Piano, Pianissimo…praticamente a piedi

friday post foto 1Ho passato gli ultimi mesi a raccogliere i pezzi di situazioni che iniziavano a starmi strette, a ragionare sul perché ero finita in quella specie di circolo vizioso dal quale non riuscivo proprio a sganciarmi.
Ho smesso di leggere libri (da ottobre ad oggi ne avrò terminati, forse, tre, e non era proprio accettabile, vi pare?), mi è passata la voglia di scrivere, creare e anche, lo confesso, la forza di prendermi cura di me stessa.
Beh, almeno per un mese e mezzo non ho avuto voglia di muovermi.
Sono stata ferma. Immobile.
Bloccata da una sorta di paralisi mentale ed emotiva che ha rischiato di prendere il sopravvento.
Ora non starò qui a tediarvi con il resoconto dettagliato dei miei drammi personali.
Vi basti sapere che sto meglio.
Cioè, i problemi ci sono ancora, in buona parte.
Ma li affronto e sto uscendo pian piano da quel guscio ovattato che mi sono costruita intorno negli ultimi mesi del 2013.
Erano almeno un paio di settimane che avevo voglia di tornare a scrivere in questo mio spazio che, ultimamente, ho trattato con così poco rispetto.
Solo che non sapevo bene da che parte incominciare.
Di cosa parlare.

Della scuola di Sara e del fatto che quest’anno ha un’agenda fitta di impegni che manco la sora Betty? Dei miei esami universitari, molto simili ad un episodio di Fawlty Towers (solo che poi prendo anche voti più che decenti)? Degli amici/parenti che in quest’ultimo periodo mi sono venuti a trovare?

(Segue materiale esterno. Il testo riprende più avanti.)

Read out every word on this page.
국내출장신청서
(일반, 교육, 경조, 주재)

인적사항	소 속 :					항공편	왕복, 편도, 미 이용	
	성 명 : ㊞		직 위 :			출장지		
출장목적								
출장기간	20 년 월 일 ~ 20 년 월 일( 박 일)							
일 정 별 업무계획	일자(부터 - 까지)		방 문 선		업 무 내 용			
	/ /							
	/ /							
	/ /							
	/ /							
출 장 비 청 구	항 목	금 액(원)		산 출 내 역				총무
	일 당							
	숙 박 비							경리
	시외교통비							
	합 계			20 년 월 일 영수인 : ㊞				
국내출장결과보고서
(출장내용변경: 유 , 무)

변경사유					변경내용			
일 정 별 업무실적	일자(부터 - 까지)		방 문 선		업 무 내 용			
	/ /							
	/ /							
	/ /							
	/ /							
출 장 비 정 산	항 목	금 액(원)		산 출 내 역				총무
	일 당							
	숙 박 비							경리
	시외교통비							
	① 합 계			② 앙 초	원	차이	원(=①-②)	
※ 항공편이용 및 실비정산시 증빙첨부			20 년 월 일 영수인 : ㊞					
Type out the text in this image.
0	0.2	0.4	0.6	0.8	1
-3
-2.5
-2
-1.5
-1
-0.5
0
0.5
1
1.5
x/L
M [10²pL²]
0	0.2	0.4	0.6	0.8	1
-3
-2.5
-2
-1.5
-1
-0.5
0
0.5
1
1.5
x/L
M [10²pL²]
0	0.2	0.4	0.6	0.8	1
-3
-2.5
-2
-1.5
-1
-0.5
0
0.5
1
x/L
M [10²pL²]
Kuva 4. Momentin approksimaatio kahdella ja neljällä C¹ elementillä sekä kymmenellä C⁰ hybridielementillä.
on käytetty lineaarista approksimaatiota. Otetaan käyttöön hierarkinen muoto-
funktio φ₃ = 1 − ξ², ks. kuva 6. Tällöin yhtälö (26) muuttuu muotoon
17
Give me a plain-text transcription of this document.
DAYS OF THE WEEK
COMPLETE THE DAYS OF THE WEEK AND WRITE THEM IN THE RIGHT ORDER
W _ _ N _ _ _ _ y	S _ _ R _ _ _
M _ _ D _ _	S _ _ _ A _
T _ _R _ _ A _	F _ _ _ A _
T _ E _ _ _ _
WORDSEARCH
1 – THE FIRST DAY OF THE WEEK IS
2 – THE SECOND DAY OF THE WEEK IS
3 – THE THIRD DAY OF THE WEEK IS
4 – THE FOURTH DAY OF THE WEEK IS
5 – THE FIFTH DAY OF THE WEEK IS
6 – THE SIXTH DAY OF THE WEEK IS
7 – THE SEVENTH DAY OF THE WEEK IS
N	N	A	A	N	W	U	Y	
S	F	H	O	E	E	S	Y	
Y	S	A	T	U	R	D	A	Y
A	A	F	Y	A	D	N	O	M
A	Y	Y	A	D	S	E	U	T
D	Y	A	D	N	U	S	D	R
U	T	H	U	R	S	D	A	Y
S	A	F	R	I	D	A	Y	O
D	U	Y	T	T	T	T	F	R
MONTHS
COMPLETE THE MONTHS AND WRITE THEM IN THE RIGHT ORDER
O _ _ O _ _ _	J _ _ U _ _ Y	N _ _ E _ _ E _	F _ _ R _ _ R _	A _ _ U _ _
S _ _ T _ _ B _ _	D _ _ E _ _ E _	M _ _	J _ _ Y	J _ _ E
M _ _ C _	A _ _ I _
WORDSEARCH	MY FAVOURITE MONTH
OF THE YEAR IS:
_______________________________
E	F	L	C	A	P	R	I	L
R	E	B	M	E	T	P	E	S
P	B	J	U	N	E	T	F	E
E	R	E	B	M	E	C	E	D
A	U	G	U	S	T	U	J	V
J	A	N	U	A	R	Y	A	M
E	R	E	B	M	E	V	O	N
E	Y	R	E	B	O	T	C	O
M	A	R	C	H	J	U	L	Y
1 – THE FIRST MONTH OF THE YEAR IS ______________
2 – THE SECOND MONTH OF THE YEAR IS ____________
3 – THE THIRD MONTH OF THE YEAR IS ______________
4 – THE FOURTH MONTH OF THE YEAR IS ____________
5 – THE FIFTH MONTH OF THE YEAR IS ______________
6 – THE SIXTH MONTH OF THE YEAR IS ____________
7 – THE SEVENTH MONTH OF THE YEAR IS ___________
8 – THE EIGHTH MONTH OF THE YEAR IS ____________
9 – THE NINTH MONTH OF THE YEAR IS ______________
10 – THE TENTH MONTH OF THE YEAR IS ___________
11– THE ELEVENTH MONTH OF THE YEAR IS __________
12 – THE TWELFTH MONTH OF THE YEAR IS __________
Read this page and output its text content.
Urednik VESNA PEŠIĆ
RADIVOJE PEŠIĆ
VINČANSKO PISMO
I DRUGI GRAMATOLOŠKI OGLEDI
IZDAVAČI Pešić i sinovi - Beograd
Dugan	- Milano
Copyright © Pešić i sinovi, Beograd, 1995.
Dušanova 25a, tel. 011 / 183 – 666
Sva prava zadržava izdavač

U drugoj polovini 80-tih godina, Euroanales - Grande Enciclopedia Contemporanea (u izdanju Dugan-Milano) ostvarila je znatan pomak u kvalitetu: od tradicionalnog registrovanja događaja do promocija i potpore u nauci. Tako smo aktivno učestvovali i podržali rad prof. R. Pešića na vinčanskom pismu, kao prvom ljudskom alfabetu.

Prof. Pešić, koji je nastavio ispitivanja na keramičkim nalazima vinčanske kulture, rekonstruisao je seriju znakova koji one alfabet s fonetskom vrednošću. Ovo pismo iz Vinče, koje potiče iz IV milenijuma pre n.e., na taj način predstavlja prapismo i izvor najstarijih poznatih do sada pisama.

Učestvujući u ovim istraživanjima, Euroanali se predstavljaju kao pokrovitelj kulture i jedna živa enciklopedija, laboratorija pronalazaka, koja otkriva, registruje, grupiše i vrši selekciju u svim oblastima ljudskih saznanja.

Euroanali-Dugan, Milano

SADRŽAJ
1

In effetti ne potrei scrivere di cose. E forse lo farò, se la memoria non inizierà a fare cilecca (e ultimamente sono assai smemorata).
Magari vi porto a teatro con me, visto che quest’anno mi sono ripromessa di andare a vedere più spettacoli che posso.
O, perché no, potrei raccontarvi dei miei viaggi futuri (non nello spazio e non immaginari!).
Insomma.
Avrei potuto scegliere un giorno qualunque per ricominciare a scrivere e vi avrei potuto parlare di un milione di cose.
E ho scelto di tornare oggi.
Di venerdì.
E non un venerdì qualunque.
Oggi, infatti, è l’ultimo giorno del grande sciopero della metropolitana di Londra.
No, rendetevi conto.
Questi non fanno sciopero praticamente MAI.
E hanno deciso di incrociare le braccia lo scorso martedì.
“Fortunatamente” i bus funzionavano. Vi lascio soltanto immaginare.
In tv trasmettevano video apocalittici di gente che non si dava pace e continuava ad aspettare il suo treno per andare a lavoro.
Un mare di persone, con le borse, la travel mug e il giornale sotto il braccio.
Persi in un’odissea alla quale non erano preparati (e io non ho potuto fare a meno di pensare a tutte le volte, tante, troppe, che mi sono ritrovata nella medesima situazione a Roma…).
Oggi dicevo è l’ultimo giorno del big strike.
Solo che stavolta andare sul bus è stato ancora più traumatico.
Questa mattina con la Saruccia siamo saliti sul nostro fido 176 alle 8:15 (di solito, quando non c’è traffico, raggiungiamo la scuola in 20 minuti netti, altrimenti al massimo si arriva per le 8:45).
Ne siamo scesi correndo come manco Beep Beep per raggiungere la scuola dietro l’angolo e con la lingua srotolata a mo’ di red carpet.
Lei è entrata in classe alle 9:35.
Che cazzarola, ad andare a piedi arrivavamo prima.
Meno male che domani è sabato e ci possiamo riposare un pochino.
Ah no giusto: c’è la Music Academy.
Un altro bus da prendere.
Fortuna che lo strike sarà un lontano ricordo.
Ma magari ne riparliamo al prossimo post.